Example RF-35 PCB Stackup Table
| Layer | Material | Thickness | Application |
|---|---|---|---|
| L1 | Copper 1 oz | — | RF microstrip, antenna feed |
| Prepreg | RF-35 | 0.1 mm | Controlled dielectric zone |
| L2 | Copper 1 oz | — | Ground reference plane |
| Core | RF-35 | 0.5 mm | Structural dielectric layer |
| L3 | Copper 1 oz | — | Digital logic region |
| Prepreg | FR-type low-loss | 0.12 mm | Mechanical bonding |
| L4 | Copper 1 oz | — | Power and grounding |
Key RF Engineering Measures

• CPWG topology selected for wideband impedance stability
• Shielding vias placed every 1 mm to suppress leakage modes
• Copper roughness controlled <1.8 µm to reduce conductor loss
• HFSS eigenmode simulation performed for cavity-mode suppression
• ADS and TDR validated impedance uniformity and reflection control
This architecture maximizes RF-35’s dielectric advantages while providing isolation from digital switching noise.
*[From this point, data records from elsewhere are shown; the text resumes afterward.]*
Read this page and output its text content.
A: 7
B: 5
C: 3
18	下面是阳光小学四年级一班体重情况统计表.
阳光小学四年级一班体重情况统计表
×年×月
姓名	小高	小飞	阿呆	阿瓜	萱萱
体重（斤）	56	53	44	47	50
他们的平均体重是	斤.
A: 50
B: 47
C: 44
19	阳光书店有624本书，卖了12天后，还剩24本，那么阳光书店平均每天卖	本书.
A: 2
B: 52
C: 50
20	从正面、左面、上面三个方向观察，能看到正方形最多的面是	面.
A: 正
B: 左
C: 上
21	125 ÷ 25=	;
Environmental & Reliability Validation
RF-35 PCB reliability must be verified under combined thermal, moisture, and vibration stresses.
Reliability Test Table
| Test | Condition | Result | Interpretation |
|---|---|---|---|
| Thermal Cycling | –40 to 125°C, 500 cycles | Pass | No Dk drift, no delamination |
| 85°C / 85% RH | 168 hours | Pass | Dielectric absorption minimal |
| Vibration | 10–2000 Hz | Pass | No via barrel cracking |
| Solder Reflow | 3× @ 260°C | Pass | Laminate and copper adhesion stable |
RF-35’s ceramic-reinforced structure maintains high-frequency performance even in demanding RF system environments.
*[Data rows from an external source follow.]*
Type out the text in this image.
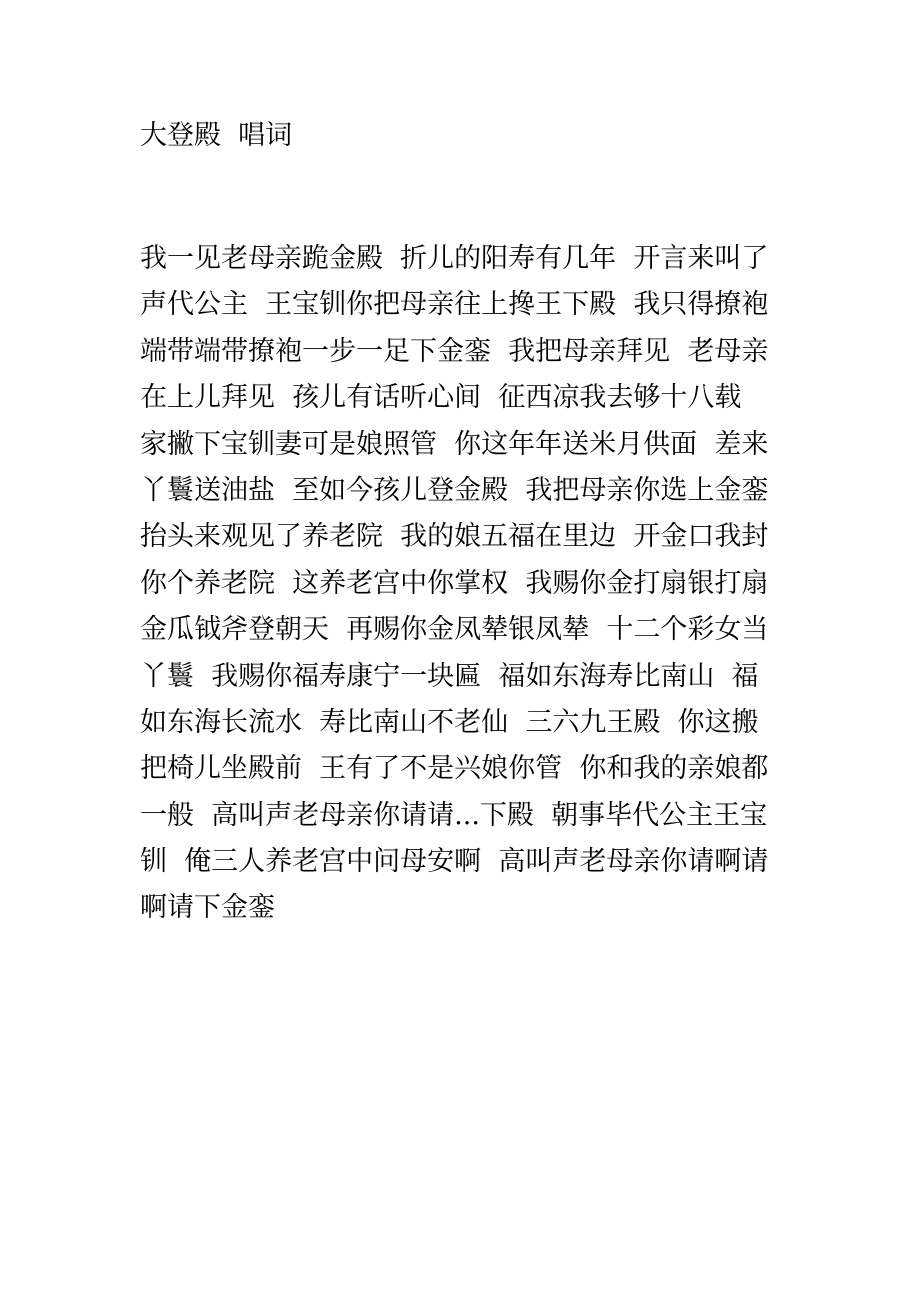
大登殿  唱词
我一见老母亲跪金殿  折儿的阳寿有几年  开言来叫了
声代公主  王宝钏你把母亲往上搀王下殿  我只得撩袍
端带端带撩袍一步一足下金銮  我把母亲拜见  老母亲
在上儿拜见  孩儿有话听心间  征西凉我去够十八载
家撇下宝钏妻可是娘照管  你这年年送米月供面  差来
丫鬟送油盐  至如今孩儿登金殿  我把母亲你选上金銮
抬头来观见了养老院  我的娘五福在里边  开金口我封
你个养老院  这养老宫中你掌权  我赐你金打扇银打扇
金瓜钺斧登朝天  再赐你金凤辇银凤辇  十二个彩女当
丫鬟  我赐你福寿康宁一块匾  福如东海寿比南山  福
如东海长流水  寿比南山不老仙  三六九王殿  你这搬
把椅儿坐殿前  王有了不是兴娘你管  你和我的亲娘都
一般  高叫声老母亲你请请...下殿  朝事毕代公主王宝
钏  俺三人养老宫中问母安啊  高叫声老母亲你请啊请
啊请下金銮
Engineering Summary & Contact
RF-35 PCB laminates provide a strong balance of dielectric stability, low insertion loss, and thermal endurance for modern wireless applications. For systems operating from 1 to 12 GHz—antenna modules, microwave radios, Wi-Fi 7 front ends, IoT gateways, RF amplifiers—RF-35 delivers the controlled Dk/Df performance needed for stable RF behavior and consistent impedance.
KKPCB’s advanced stackup engineering, HFSS/ADS modeling flow, and full reliability validation ensure RF-35 PCB builds can achieve predictable, repeatable, and production-ready RF performance.